Second, and perhaps more importantly for Friedman, green is no longer synonymous with Birkenstocks and tofu. In one of the many anecdotes that punctuate Friedman’s arguments, he explains how even the U.S. Army has cause for concern: at one point an officer observed that transporting oil across the Iraqi desert puts men needlessly at risk of enemy attack. As he says, “[alternative energy] is now a core national security and economic interest.”

Friedman is calling for U.S. business and governments, and not just hemp-wearing, hybrid-driving consumers, to lead a “Green Revolution.” In doing so, he hopes the United States can set an example for developing nations like China and India, who tend otherwise to envy the U.S.’s trajectory of industrialization, despite its history of utter disregard for environmental matters. This process would involve imposing serious gasoline taxes like Denmark’s to encourage consumer restraint, building masstransit systems to rival Europe’s, and trading in our present dependence on dirty energy for cleaner biofuels and more efficient power plants.
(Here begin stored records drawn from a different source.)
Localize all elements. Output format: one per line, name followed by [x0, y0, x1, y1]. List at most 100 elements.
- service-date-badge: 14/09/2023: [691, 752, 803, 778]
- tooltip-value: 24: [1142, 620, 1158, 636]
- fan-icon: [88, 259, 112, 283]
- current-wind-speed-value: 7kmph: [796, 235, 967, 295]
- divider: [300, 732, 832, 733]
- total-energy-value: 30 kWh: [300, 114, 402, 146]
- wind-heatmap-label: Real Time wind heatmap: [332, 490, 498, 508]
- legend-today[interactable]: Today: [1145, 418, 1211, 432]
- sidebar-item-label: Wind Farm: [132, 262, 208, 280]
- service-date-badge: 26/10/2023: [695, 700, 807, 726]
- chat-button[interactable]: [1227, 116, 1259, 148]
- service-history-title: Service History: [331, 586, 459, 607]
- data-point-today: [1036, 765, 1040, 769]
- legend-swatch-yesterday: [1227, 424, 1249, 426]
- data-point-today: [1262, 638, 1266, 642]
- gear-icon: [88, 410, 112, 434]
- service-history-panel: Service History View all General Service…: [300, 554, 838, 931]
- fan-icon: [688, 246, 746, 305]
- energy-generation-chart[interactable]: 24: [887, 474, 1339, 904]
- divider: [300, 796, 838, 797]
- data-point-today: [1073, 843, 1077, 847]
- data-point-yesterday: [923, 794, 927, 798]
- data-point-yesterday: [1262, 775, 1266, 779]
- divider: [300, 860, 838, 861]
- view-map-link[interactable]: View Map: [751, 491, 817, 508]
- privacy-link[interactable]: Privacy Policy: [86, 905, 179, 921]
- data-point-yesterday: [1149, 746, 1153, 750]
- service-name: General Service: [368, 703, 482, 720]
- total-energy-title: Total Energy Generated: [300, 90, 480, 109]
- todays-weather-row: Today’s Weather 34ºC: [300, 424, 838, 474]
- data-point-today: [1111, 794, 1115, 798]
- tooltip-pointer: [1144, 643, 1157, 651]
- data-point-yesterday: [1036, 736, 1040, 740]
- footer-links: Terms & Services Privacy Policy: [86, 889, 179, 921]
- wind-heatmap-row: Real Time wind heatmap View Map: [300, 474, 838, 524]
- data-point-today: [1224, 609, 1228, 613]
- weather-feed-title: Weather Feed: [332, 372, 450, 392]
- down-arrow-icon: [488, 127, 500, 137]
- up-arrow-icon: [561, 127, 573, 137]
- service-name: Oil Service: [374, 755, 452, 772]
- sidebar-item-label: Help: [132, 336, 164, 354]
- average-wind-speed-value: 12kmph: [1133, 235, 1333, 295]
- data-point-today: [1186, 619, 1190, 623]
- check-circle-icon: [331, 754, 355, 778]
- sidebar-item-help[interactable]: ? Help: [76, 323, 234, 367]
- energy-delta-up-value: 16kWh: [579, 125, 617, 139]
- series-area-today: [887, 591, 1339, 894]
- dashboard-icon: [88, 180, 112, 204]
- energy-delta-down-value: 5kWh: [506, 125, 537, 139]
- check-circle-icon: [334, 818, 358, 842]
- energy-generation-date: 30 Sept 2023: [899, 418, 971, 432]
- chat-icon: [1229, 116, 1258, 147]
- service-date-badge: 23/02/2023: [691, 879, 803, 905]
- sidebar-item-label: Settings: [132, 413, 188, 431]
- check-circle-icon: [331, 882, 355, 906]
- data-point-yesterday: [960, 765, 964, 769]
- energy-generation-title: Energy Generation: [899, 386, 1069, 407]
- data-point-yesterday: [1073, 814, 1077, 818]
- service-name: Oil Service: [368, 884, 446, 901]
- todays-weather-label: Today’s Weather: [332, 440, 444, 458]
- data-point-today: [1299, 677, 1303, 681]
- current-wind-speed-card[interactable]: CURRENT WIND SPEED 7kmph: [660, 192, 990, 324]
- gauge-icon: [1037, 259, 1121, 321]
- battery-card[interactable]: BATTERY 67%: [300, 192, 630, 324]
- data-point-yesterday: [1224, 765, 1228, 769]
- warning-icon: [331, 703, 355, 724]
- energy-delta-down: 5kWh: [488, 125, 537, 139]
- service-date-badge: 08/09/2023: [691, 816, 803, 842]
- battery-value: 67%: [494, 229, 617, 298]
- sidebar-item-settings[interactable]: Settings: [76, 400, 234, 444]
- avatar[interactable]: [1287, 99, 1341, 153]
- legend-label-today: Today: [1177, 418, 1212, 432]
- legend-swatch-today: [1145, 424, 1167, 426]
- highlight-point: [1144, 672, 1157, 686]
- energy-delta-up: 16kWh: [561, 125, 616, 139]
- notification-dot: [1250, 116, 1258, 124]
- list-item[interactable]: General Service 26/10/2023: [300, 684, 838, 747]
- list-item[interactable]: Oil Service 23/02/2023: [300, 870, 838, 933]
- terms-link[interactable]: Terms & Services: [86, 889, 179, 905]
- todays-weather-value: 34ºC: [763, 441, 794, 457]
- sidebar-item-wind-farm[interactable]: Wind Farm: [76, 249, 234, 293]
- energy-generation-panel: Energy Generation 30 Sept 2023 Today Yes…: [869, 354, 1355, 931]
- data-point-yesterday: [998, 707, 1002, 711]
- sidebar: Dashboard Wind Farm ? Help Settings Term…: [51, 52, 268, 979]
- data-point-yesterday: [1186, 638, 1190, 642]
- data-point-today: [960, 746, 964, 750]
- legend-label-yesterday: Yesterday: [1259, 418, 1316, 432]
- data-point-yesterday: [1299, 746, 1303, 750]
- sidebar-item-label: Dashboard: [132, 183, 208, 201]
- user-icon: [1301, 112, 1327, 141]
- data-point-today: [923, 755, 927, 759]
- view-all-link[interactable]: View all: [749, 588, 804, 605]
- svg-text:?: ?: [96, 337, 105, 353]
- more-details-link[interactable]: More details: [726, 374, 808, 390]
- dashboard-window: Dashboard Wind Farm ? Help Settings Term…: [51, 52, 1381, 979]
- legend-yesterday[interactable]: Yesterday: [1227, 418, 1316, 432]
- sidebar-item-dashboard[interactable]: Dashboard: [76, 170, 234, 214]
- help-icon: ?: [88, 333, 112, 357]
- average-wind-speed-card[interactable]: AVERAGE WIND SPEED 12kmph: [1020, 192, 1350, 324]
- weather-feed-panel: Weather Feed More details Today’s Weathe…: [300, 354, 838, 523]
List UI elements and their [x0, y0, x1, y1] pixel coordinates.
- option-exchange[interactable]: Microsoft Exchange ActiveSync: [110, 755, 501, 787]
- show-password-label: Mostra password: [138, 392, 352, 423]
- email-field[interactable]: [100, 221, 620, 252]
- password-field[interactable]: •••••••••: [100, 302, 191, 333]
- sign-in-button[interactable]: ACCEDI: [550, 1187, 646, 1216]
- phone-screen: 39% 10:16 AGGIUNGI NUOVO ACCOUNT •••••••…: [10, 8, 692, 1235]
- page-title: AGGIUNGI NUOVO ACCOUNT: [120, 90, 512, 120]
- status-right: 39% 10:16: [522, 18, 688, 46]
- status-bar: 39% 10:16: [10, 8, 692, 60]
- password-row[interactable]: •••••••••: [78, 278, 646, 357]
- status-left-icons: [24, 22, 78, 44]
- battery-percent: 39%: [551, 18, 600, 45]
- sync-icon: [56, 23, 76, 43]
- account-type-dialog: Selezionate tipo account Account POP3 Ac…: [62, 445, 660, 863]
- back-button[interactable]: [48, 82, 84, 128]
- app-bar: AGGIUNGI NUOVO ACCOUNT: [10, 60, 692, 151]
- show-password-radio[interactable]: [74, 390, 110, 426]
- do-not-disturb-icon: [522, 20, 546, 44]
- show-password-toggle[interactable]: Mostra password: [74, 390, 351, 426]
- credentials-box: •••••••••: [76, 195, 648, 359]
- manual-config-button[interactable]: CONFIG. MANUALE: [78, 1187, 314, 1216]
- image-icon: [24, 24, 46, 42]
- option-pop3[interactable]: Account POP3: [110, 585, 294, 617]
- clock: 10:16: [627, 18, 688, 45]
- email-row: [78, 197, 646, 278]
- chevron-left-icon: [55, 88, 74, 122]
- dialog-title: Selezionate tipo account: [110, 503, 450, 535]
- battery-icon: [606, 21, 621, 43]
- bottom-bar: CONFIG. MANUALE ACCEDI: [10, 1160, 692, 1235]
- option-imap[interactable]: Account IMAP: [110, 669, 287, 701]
Friedman borrows a number of suggestions from the “Carbon Migration Initiative” proposed by Robert Socolow and Stephen Pacala, both professors at Princeton University: replace 1,400 large coal-fired electric plants with facilities powered by natural gas; double the output of today’s nuclear power facilities to replace coal-based electricity; increase wind power eightyfold to make hydrogen for clean cars; double the fuel efficiency of two billion cars from thirty to sixty miles per gallon.

Again, not the kind of prescription you’ll read in Working Mother magazine. To accomplish all this, Friedman wants to tap into a history of American ingenuity—the panache for self-reinvention that made Americans the pioneers of global industry, put a man on the moon and invented the Internet. He wants green to mean more to the country than the color of Jay Gatsby’s light, but knows it will take the leadership of an FDR or JFK to make this happen.

But just as Ronald Reagan stripped the White House of Jimmy Carter’s solar panels when he took office, it is doubtful whether twenty-first century Americans will take heed should the government tell them to green up their lives. When the Soviets launched Sputnik, Friedman applauded America for successfully spurring itself to surpass the U.S.S.R. in space- exploration. But after the events of September 11th shook America to attention again, in a way much more immediate and devastating than the threat of communism had ever been, the opposite happened. Americans were encouraged to spend more, travel more, and ignore the fact that their nation was at war.

Friedman mocks the low-impact, consumerist trends that have made Green a glamorous color in niche markets. But there is one central question he doesn’t fully answer: How readily will Americans, so accustomed to free-market-forces, support this dramatic shift in federal policy, when they could just as easily switch from incandescent light bulbs to LEDs and call it a day?
Only the next ten years will tell. I’m going to hold on to that article, “205 Easy Ways to Save the Earth,” just in case.